Education roundup

3 Comments

  • RE: it’s an ADA violation to ask suicidal students to leave: — What if, using the Virginia Tech incident as an example, as it is not unusual — the student intends to shoot a bunch of people before shooting him or her self? Does that fall in the “you’ve got to keep them” or the “it’s OK to tell them to go home” rule? Or, can you tell them to go home till they start shooting others, at which time it’s OK to come back ?

    Further, aren’t people who are suicidal more likely to receive monitoring and a more nurturing environment if they go home, rather than staying at the college or university that is driving them to suicide?

    And, if you let them stay and they kill themselves, isn’t the college potentially liable for “Failure to Deter the Suicide”?

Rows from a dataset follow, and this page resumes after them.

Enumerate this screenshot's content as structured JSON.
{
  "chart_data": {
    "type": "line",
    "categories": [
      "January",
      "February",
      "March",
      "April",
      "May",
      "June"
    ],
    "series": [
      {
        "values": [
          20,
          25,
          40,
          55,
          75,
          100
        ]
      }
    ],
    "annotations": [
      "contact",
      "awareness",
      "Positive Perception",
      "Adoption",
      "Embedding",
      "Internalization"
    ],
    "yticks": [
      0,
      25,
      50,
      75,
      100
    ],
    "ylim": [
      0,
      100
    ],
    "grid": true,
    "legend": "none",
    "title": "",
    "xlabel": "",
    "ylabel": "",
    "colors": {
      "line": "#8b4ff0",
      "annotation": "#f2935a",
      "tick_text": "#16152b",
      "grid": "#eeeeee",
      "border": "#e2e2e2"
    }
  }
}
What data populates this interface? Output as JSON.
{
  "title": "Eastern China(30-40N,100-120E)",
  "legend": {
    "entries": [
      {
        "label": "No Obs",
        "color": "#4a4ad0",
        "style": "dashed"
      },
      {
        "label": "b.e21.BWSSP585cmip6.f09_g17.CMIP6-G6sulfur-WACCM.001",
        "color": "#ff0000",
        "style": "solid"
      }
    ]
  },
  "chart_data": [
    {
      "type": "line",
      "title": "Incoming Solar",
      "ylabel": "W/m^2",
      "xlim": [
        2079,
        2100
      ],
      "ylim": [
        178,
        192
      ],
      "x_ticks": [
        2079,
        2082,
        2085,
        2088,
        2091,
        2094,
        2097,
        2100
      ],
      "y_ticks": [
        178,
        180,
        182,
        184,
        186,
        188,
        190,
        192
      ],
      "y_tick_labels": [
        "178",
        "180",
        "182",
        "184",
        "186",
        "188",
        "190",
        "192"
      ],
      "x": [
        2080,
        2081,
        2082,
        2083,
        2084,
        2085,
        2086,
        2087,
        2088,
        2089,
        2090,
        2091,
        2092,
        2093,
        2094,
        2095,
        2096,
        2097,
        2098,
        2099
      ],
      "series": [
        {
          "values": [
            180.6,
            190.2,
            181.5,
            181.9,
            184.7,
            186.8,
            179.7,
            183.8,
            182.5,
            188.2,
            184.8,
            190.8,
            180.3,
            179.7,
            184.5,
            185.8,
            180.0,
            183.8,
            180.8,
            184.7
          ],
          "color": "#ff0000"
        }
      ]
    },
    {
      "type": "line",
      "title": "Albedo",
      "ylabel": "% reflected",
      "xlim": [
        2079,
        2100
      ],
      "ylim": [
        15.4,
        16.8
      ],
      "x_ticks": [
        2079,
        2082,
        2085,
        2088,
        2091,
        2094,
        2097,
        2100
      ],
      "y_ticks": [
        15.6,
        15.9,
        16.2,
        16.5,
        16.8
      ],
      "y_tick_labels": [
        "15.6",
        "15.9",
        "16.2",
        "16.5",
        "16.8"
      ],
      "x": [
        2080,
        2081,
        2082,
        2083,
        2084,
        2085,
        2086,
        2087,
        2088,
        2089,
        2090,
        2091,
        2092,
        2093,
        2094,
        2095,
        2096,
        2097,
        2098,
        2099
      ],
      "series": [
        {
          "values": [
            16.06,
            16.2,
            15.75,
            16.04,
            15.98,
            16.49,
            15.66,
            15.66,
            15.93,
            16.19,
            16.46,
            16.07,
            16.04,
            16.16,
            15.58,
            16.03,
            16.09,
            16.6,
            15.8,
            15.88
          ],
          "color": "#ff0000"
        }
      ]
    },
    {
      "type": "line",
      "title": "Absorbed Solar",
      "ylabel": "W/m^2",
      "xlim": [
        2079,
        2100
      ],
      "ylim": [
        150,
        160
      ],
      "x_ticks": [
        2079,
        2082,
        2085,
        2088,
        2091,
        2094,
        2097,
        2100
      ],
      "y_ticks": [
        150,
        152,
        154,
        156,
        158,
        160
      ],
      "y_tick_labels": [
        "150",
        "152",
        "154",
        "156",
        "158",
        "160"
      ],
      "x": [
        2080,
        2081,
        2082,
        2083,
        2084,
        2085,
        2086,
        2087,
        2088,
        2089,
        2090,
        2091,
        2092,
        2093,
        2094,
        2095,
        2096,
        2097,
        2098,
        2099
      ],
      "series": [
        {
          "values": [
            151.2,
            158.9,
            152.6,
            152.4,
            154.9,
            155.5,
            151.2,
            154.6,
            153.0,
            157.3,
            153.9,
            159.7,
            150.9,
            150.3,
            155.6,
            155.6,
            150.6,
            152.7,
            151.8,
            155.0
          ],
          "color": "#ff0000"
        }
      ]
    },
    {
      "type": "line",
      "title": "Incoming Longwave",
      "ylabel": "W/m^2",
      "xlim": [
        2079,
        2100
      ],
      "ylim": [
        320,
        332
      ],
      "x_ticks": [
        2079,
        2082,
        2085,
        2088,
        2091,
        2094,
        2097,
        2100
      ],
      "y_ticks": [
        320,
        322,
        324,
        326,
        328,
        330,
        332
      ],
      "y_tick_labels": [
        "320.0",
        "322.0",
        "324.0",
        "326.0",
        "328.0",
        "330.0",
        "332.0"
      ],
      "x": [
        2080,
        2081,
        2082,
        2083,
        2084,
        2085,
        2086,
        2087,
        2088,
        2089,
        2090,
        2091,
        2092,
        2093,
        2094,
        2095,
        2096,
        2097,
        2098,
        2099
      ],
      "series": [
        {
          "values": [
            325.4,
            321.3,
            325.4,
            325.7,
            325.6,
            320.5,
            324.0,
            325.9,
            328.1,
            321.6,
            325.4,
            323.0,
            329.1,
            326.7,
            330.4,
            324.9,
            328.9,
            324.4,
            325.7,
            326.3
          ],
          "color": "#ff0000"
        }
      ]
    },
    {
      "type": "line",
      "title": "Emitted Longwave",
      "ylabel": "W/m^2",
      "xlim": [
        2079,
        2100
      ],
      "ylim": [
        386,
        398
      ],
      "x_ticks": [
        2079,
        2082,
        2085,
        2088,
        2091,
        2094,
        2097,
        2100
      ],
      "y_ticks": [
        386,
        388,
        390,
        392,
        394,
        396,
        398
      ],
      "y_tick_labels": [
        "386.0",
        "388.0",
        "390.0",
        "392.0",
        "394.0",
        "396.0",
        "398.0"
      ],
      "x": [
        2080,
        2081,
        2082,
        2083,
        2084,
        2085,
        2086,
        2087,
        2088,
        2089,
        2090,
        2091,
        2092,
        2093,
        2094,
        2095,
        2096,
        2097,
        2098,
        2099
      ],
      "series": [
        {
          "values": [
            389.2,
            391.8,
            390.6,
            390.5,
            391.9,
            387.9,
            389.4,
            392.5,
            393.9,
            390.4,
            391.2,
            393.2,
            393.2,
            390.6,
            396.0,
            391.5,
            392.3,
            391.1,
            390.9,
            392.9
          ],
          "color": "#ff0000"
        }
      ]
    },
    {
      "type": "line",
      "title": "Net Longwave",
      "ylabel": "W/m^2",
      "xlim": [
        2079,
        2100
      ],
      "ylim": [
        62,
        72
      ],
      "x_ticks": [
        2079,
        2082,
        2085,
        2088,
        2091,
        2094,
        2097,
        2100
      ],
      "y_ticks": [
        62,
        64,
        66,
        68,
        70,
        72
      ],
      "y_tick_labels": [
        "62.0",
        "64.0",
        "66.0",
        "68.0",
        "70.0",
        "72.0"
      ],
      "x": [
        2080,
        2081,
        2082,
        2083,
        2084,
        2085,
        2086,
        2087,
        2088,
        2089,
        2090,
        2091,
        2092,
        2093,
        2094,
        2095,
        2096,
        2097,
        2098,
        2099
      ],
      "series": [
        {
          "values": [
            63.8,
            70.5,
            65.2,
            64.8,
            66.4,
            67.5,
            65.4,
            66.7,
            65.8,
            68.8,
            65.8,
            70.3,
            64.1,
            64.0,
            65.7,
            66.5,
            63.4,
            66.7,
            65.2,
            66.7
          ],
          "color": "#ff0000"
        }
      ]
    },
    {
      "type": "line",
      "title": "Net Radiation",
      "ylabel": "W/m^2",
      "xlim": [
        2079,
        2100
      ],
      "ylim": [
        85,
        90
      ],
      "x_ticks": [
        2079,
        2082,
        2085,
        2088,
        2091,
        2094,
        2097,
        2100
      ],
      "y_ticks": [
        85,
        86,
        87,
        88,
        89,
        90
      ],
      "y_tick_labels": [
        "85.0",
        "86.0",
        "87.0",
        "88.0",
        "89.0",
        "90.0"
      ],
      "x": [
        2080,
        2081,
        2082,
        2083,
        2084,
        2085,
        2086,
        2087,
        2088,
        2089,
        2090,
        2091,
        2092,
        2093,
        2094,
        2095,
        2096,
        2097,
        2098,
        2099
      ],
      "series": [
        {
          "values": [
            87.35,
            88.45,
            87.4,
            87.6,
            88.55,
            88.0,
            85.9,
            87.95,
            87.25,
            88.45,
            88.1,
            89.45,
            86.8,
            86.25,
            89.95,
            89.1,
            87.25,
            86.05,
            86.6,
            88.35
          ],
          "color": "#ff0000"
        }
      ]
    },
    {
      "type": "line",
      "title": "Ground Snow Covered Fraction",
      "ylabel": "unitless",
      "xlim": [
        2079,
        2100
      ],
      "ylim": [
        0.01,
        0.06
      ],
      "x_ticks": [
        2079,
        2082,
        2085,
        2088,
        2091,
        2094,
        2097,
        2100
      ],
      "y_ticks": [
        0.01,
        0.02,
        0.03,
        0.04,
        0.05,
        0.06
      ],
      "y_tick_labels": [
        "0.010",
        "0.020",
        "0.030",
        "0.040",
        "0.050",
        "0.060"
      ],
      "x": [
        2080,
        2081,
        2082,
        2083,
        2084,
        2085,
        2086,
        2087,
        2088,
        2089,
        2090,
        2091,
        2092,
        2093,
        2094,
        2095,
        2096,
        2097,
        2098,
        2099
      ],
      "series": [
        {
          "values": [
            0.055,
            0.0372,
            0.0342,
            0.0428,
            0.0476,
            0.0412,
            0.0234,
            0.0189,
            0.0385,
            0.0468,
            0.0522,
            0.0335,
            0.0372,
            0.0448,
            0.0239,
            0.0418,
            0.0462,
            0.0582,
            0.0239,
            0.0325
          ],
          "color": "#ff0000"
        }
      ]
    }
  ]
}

    Sorry about that. We’ve already discussed that last question:

    Suit Proceeds Against Cornell Over Failure to Deter Student Suicide by Joel Stashenko, New York Law Journal March 21, 2012
    http://www.law.com/jsp/article.jsp?id=1202546311031&slreturn=1
    [and]
    “Judge Approves Lawsuit Against City, Cornell Over Suicide” by Walter Olson on March 22, 2012

    Repeating topics can drive some people to despair (so I guess the ADA prevents Walter from asking them to leave since this site does provide a lot of educational value)

  • One of the concerns of Title IX is that groups want to expand it beyond sports into academic degrees. So areas that are historically male (science, technology, engineering, and math) could be required to establish quotas to insure that the balance of male/females is even. It would create the same issues as sports of how to force females into degrees they don’t want or cutting the numbers of males in majors even enrollments.

  • i think forcefully conscripting women into degrees and sports they do not want to do is a good idea. Why should men be the only ones to make sacrifices for the sake of equality?